Williams’s neurotype and gender made aspects of her childhood difficult.

“When I was diagnosed at 12 — I’m 47 now — it was very rare for women and girls to get that diagnosis,” Williams said. “My parents did not want to accept that I was on the spectrum. With both of those things in mind, I struggled a lot in school. I had a hard time navigating relationships and friendships and understanding people’s body language.”

Williams went to college in Seattle for fine art and photography, which she characterized as a period of growth. Over time, Williams learned to accept herself fully.
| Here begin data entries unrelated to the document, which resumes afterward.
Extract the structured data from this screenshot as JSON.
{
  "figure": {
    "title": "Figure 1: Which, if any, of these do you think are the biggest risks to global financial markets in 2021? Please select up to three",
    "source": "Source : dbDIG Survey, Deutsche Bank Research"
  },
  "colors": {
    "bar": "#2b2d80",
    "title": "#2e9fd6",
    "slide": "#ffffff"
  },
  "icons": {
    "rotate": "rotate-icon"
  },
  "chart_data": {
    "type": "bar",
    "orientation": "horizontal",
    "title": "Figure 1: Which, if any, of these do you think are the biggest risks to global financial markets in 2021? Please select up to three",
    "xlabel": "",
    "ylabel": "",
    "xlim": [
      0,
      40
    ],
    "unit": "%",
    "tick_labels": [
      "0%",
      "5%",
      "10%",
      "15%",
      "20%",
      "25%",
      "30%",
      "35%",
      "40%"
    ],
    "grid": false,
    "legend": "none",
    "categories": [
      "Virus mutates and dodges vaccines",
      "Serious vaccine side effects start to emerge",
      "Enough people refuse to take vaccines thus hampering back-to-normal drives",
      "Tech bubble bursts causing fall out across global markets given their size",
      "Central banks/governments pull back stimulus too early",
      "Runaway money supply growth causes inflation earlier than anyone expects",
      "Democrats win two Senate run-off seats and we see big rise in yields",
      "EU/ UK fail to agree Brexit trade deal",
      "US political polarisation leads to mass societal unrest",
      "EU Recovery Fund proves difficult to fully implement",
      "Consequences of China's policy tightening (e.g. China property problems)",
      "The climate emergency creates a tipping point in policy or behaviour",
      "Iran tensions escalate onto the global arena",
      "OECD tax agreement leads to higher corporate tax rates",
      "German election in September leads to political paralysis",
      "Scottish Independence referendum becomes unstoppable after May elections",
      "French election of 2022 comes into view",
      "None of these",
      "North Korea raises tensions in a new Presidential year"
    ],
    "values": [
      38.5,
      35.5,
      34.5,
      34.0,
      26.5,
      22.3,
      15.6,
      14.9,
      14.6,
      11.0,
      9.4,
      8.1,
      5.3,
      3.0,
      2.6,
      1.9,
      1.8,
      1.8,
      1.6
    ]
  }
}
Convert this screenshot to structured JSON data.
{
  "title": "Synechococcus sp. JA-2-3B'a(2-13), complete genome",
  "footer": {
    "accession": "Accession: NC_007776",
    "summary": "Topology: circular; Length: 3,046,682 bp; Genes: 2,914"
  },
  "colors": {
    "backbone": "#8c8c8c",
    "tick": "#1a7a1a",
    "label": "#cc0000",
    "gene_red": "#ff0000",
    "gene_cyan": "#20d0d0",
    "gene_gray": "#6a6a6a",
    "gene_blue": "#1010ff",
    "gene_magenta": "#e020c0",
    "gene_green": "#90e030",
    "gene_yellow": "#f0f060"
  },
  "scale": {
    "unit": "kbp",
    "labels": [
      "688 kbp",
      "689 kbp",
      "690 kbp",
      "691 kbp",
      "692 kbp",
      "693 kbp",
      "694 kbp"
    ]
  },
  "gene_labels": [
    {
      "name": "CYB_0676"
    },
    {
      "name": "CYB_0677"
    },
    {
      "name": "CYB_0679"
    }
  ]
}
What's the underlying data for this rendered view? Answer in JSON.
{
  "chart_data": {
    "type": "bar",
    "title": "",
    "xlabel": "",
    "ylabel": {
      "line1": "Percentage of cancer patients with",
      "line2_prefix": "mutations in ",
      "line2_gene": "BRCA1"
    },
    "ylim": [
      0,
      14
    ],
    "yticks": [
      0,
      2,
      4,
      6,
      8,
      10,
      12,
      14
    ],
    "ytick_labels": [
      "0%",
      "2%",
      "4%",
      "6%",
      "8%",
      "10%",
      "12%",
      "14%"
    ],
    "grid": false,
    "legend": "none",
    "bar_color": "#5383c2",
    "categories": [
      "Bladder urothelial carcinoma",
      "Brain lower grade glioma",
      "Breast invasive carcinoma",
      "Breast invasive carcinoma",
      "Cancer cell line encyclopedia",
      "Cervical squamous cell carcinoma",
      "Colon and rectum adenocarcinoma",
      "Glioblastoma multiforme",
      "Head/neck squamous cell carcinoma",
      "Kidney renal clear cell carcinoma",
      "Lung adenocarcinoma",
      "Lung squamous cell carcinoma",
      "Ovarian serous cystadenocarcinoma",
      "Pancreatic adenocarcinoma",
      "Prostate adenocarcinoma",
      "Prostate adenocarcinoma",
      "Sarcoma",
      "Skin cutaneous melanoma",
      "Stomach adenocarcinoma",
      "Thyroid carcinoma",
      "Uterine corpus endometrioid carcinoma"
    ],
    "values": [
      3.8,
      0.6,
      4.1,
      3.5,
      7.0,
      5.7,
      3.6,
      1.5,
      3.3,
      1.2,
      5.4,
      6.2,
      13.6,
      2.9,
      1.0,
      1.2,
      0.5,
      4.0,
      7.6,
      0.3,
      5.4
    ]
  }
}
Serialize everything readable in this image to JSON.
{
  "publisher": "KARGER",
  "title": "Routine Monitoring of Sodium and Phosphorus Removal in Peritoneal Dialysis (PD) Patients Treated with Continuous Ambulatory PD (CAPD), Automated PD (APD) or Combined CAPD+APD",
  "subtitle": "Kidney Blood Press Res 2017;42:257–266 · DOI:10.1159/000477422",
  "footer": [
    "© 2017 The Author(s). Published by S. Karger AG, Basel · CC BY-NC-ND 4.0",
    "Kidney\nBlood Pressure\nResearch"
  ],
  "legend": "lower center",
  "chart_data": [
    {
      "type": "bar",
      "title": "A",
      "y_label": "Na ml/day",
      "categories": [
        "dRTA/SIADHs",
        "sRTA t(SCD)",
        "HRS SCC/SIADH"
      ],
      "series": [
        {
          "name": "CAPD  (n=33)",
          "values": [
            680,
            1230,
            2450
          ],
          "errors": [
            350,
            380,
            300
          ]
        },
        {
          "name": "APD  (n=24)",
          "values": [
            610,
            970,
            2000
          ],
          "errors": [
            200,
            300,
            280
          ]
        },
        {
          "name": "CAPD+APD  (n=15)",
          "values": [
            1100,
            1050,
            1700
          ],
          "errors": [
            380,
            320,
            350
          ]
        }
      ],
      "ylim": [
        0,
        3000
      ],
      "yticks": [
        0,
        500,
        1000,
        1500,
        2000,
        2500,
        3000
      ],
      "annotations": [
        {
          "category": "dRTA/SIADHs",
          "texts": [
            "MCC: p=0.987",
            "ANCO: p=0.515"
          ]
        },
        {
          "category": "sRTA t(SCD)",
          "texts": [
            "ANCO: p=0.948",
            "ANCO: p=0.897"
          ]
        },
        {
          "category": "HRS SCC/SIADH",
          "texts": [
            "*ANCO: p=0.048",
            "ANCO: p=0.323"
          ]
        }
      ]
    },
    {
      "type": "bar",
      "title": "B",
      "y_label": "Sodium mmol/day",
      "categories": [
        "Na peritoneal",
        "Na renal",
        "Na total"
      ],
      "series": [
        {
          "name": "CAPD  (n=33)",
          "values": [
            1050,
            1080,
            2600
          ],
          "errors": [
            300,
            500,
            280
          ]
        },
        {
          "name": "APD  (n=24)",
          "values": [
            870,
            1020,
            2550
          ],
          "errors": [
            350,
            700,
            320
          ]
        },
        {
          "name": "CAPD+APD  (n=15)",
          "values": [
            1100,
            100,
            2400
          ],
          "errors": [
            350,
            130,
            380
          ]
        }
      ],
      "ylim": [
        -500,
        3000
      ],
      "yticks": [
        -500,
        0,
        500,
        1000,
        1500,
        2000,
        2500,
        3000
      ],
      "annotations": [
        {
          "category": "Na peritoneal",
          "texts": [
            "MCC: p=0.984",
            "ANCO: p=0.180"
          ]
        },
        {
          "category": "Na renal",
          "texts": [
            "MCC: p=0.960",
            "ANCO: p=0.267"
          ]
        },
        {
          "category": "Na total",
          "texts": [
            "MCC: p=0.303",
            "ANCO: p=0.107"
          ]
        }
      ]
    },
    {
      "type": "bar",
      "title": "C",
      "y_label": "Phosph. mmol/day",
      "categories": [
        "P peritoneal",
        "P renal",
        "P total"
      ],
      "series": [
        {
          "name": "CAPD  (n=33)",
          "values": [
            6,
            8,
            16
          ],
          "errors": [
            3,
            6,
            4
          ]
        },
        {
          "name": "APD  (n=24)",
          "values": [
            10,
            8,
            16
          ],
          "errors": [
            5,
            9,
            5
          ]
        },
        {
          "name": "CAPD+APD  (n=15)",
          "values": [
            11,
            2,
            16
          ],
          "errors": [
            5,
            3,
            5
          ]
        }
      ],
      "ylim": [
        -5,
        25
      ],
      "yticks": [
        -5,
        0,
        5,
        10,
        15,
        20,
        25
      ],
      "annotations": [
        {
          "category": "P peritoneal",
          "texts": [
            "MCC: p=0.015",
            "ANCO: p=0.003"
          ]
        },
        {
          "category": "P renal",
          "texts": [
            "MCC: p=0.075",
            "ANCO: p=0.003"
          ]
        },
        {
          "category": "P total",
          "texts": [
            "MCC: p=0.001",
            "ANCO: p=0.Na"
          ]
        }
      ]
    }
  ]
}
“This is a part of who I am, but it doesn’t have to stop me from anything I want to do or succeed in,” Williams said.

Rita Urquijo-Ruiz, professor of modern languages and literature, shared her story about emigrating to California when she was 16, “Undocumented and Queer: a Trinity Professor’s Journey.”

“I’m hoping to humanize those two sides of the story, the immigration story and the queer story. I think that sometimes professors seem almost not accessible or that we’re like a different type of human. … I hope students are able to feel like they have an ally,” Urquijo-Ruiz said.

Urquijo-Ruiz is currently writing a memoir, and said that this event was a great opportunity for storytelling practice.

While their religious views differ, both Rader and Davis’s stories involved reconciling spiritual elements with their life circumstances. Rader spoke about growing up in a conservative area of Silicon Valley, and how family acceptance and a service trip helped her realize that her lesbian identity could coexist.

“I want people to know that … spirituality and sexuality are not mutually exclusive,” Rader said.

Junior Cat Cura attended the event and enjoyed hearing Urquijo-Ruiz’s story.

“I love [Ruiz] so much, she is a huge role model to me, so it was just awesome being able to spend quality time with her and hear her story,” Cura said.